Gazi Mustafa Kemal Atatürk‘ü şahsî özellikleri ve askerî dehasıyla ilk defa Türk ve dünya kamuoyuna tanıtan yazar, Mütareke (ateşkes) döneminden itibaren daima Paşa’nın yanında bulunmuş, Millî Mücadeleye katılmış ve kırk ay süren bu yürüyüşe dair duygu ve düşüncelerini gözyaşı, kahır ve sabırla demleyerek kaleminin ucundan damla damla akıtmıştır.
- Eserin adı: Diyorlar ki
- Yazarı: Ruşen Eşref Ünaydın
- Türü: Mülakat (Görüşme)
Diyorlar ki Özet
Nigar Hanım:
– Kim bilir hanımefendi, size ilk şiir hevesini veren sebepler ve ilhamlar nelerdi? Okudum ki pek küçük yaşta ruhunuzu terennüm etmeye başlamışsınız.
– Bana ilk şiir hevesini veren yaradılışımdır. Çünkü ben on iki yaşında bir çocuktum; kardeşim bir kaza sonunda ölmüştü ve benim en evvel ki şiirim de maateessüf bir mersiye oldu. Türkçeyi ben Kadıköyü’nde, Fransız mektebinde iken okuyup öğrendim. Babam, bana öğretmen olarak Celal Sahir Bey’in kayın babası olan Ebüllisan Şükrü Efendi’yi seçmişti. İlk yazılarım çıkmaya başladığı zaman ben on dört yaşındaydım. Diyebilirim ki şairlik zevkini annemden almışımdır; çünkü annem, efendim, gayet çok şiir okurdu. Zavallı hasta olduğu zaman daima beyitler okurdu. Bununla beraber benim en büyük ilham kaynağım vatanımdır.
– Eski Edebiyatımızı çok okur muydunuz hanımefendi? Eskiler arasında hissinizi en fazla okşayan şairler hangileriydi?

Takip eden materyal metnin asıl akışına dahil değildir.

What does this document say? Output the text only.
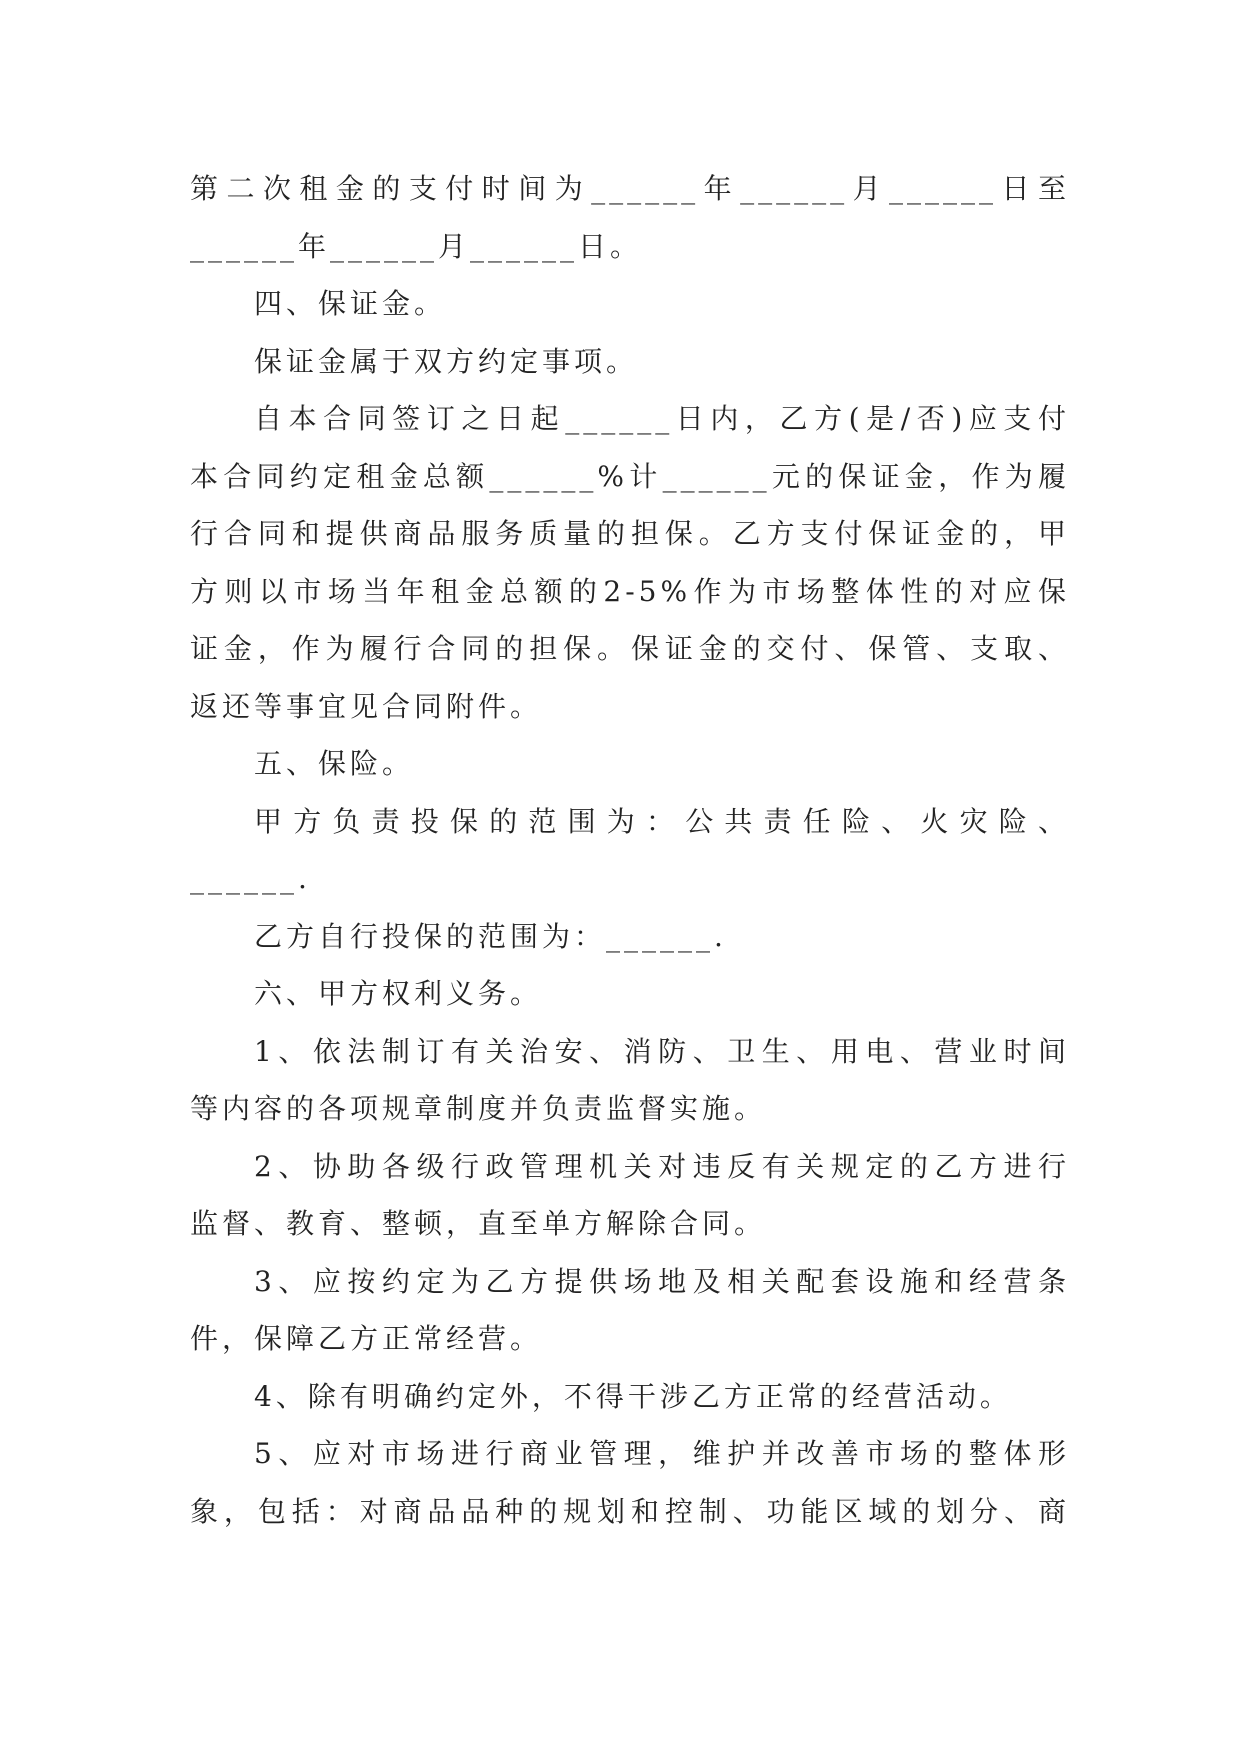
第二次租金的支付时间为______年______月______日至
______年______月______日。
四、保证金。
保证金属于双方约定事项。
自本合同签订之日起______日内，乙方(是/否)应支付
本合同约定租金总额______%计______元的保证金，作为履
行合同和提供商品服务质量的担保。乙方支付保证金的，甲
方则以市场当年租金总额的2-5%作为市场整体性的对应保
证金，作为履行合同的担保。保证金的交付、保管、支取、
返还等事宜见合同附件。
五、保险。
甲方负责投保的范围为：公共责任险、火灾险、
______.
乙方自行投保的范围为：______.
六、甲方权利义务。
1、依法制订有关治安、消防、卫生、用电、营业时间
等内容的各项规章制度并负责监督实施。
2、协助各级行政管理机关对违反有关规定的乙方进行
监督、教育、整顿，直至单方解除合同。
3、应按约定为乙方提供场地及相关配套设施和经营条
件，保障乙方正常经营。
4、除有明确约定外，不得干涉乙方正常的经营活动。
5、应对市场进行商业管理，维护并改善市场的整体形
象，包括：对商品品种的规划和控制、功能区域的划分、商
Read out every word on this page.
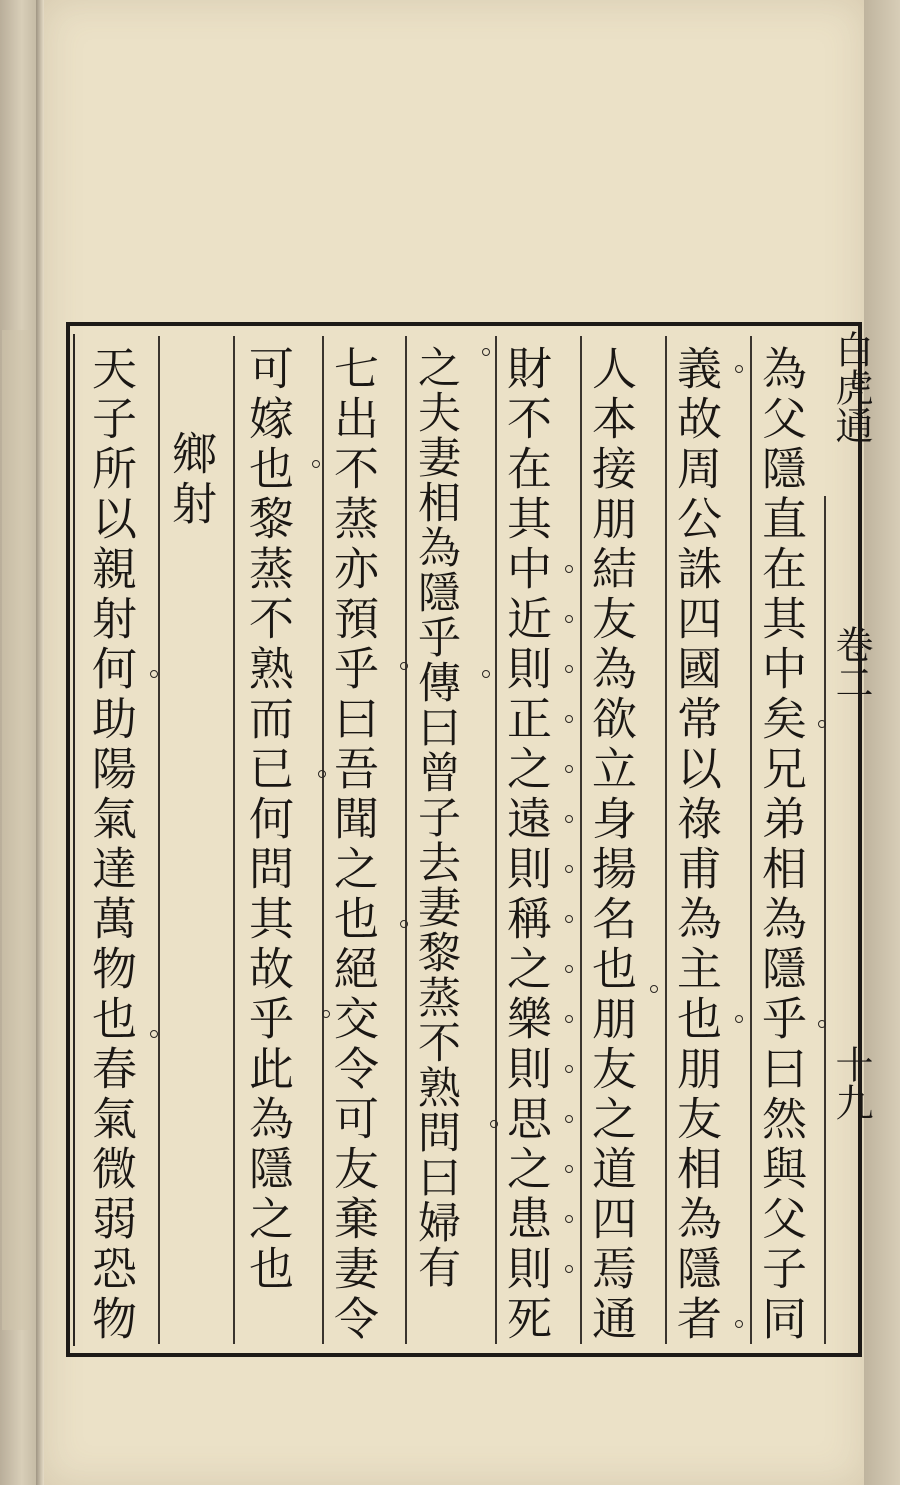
白虎通
卷二
十九
為父隱直在其中矣兄弟相為隱乎曰然與父子同
義故周公誅四國常以祿甫為主也朋友相為隱者
人本接朋結友為欲立身揚名也朋友之道四焉通
財不在其中近則正之遠則稱之樂則思之患則死
之夫妻相為隱乎傳曰曾子去妻黎蒸不熟問曰婦有
七出不蒸亦預乎曰吾聞之也絕交令可友棄妻令
可嫁也黎蒸不熟而已何問其故乎此為隱之也
鄉射
天子所以親射何助陽氣達萬物也春氣微弱恐物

– O zamanlar ben eski divanları okurdum. Leyla, Şeref divanları; fakat Muhlis Paşa divanı ki Esat Muhlis Paşa çocuklarımın eniştesinin yani Sadullah Paşa’nın babasıdır. O vakitler, sabahlara kadar dirseklerim yazıhane üstünden kalkmazdı. Zaten bütün hayatımda uyku uyumamaktan mustarip oldum efendim.
– Bendeniz de öyle!
– Hep eski divanları okurdum; daha doğrusu elimin altına ne geçerse okurdum. Bu benim adetimdir. Bir taraftan da Hugo, Musset, Lamartin. Eskiler arasında beni en fazla Fuzuli duygulandırdı. (ve biraz acele acele söyledi) Fuzuli, Fuzuli; hala da bugün de Fuzuli. ve Nedim. Bunların ikisi arasında o kadar fark vardır ki; birisi aşk ve sevdada derin. Öteki de şuhluğundan, şakraklığından severdim belki. Fakat ikisi arasında hiç aynı hissime tesir eden ortak bir nokta görmedim. Şeyh Galib‘i de çok severdim. Ee.. O zamanların edebiyatı bu idi. Sonra bende ilhamlarımı yazı haline getirmeye başladım. O tarihte Muallim Hayret Efendi’nin Saadet de benim için yazdığı makaleler, son derece teşvik edici bir rol oynamıştır.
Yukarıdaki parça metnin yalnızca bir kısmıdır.